All of the arguments for software patents work just as well for prose patents. Just as a software patent covers the algorithm, not the code, a prose patent could cover the literary device, sequence of topics, or ideas used to produce some effect on the reader…
The debate over software patents isn’t just an attempt to set one arbitrary line between the patentable and the unpatentable. It’s about resisting the slide toward higher and higher transaction costs that happens when patents creep into places where they don’t make sense. We have algorithm patents but not prose patents because lawyers and judges use analogies and other prose inventions more than they use algorithms.

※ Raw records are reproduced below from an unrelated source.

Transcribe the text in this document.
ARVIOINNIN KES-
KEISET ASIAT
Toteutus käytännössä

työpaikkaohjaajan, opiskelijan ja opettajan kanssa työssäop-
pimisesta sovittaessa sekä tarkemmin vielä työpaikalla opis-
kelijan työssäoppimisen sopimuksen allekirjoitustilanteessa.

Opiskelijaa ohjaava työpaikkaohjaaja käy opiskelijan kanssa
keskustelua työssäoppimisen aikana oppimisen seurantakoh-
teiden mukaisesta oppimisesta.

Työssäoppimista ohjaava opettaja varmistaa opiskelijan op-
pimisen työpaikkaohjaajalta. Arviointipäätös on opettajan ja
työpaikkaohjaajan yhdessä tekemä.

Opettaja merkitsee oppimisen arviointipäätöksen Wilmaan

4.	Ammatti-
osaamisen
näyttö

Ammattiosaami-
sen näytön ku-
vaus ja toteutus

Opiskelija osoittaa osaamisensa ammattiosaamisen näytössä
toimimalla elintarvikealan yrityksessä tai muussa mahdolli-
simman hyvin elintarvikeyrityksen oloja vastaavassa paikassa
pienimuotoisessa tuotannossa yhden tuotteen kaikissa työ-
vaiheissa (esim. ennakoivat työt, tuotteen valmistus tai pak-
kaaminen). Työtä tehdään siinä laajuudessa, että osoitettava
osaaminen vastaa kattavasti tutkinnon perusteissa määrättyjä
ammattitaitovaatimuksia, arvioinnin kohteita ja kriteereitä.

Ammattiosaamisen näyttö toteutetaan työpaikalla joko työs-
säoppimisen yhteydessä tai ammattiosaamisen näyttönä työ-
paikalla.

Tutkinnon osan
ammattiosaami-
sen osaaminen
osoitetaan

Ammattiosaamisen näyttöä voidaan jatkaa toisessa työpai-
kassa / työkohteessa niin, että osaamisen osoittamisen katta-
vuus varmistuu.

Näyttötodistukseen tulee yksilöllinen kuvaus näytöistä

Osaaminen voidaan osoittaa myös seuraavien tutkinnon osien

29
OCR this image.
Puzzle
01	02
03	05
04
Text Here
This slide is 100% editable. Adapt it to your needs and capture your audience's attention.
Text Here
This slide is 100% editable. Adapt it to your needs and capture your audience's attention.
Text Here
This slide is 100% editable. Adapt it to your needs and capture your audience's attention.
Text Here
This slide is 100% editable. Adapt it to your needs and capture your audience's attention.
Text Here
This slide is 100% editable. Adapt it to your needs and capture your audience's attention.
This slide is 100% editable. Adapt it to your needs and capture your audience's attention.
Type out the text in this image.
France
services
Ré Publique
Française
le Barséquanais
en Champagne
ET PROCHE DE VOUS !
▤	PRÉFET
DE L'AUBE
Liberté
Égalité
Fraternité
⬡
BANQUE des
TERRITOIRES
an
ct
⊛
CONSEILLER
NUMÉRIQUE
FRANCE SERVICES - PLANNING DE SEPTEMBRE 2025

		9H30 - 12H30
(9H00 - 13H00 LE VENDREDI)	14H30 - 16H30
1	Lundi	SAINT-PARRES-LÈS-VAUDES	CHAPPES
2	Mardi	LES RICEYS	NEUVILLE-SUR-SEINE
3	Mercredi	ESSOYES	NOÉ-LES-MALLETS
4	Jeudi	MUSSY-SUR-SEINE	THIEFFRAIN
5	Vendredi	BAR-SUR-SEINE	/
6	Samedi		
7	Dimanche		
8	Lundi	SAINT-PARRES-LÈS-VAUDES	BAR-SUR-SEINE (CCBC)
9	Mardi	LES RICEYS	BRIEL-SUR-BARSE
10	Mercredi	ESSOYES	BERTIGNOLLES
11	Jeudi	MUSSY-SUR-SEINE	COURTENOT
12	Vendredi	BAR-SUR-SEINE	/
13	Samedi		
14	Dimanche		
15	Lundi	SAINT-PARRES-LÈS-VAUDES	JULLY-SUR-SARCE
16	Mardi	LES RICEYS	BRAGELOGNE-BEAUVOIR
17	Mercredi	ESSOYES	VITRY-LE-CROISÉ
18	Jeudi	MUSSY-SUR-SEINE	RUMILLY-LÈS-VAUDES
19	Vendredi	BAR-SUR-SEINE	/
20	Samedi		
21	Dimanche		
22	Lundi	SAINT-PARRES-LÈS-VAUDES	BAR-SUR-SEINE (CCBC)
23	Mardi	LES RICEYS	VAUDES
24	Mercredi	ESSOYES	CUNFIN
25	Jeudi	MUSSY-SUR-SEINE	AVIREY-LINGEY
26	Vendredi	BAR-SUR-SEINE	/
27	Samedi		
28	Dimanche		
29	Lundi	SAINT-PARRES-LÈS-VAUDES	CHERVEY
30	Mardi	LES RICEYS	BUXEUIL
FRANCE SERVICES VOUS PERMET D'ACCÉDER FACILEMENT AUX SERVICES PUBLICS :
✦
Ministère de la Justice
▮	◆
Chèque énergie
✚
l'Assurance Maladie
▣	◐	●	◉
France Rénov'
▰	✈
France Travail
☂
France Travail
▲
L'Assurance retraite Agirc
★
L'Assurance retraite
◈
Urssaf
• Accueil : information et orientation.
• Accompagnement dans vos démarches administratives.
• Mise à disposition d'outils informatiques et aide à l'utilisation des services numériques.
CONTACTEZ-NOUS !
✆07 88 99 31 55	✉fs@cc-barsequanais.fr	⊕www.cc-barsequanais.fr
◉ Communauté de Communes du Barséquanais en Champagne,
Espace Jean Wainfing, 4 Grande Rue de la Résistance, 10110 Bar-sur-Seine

Quite so. I think the reason you see such violent and near-unanimous dislike for software patents among computer programmers is that it’s not an abstraction for them. For most people, software is just a magical icon that sits on their desktop and does stuff when they double click on it. The question of whether software should be covered by patents is akin to debates over who owns the moon: intellectually interesting, but not really relevant to their day-to-day lives. But what computer programmers see is that widespread enforcement of software patents would mean that a significant portion of their professional lives would suddenly require regular consultation with lawyers. This pisses them off in precisely the same way—and for precisely the same reasons—that patents on plot devices, analogies, literary styles, and other prose concepts would piss off writers.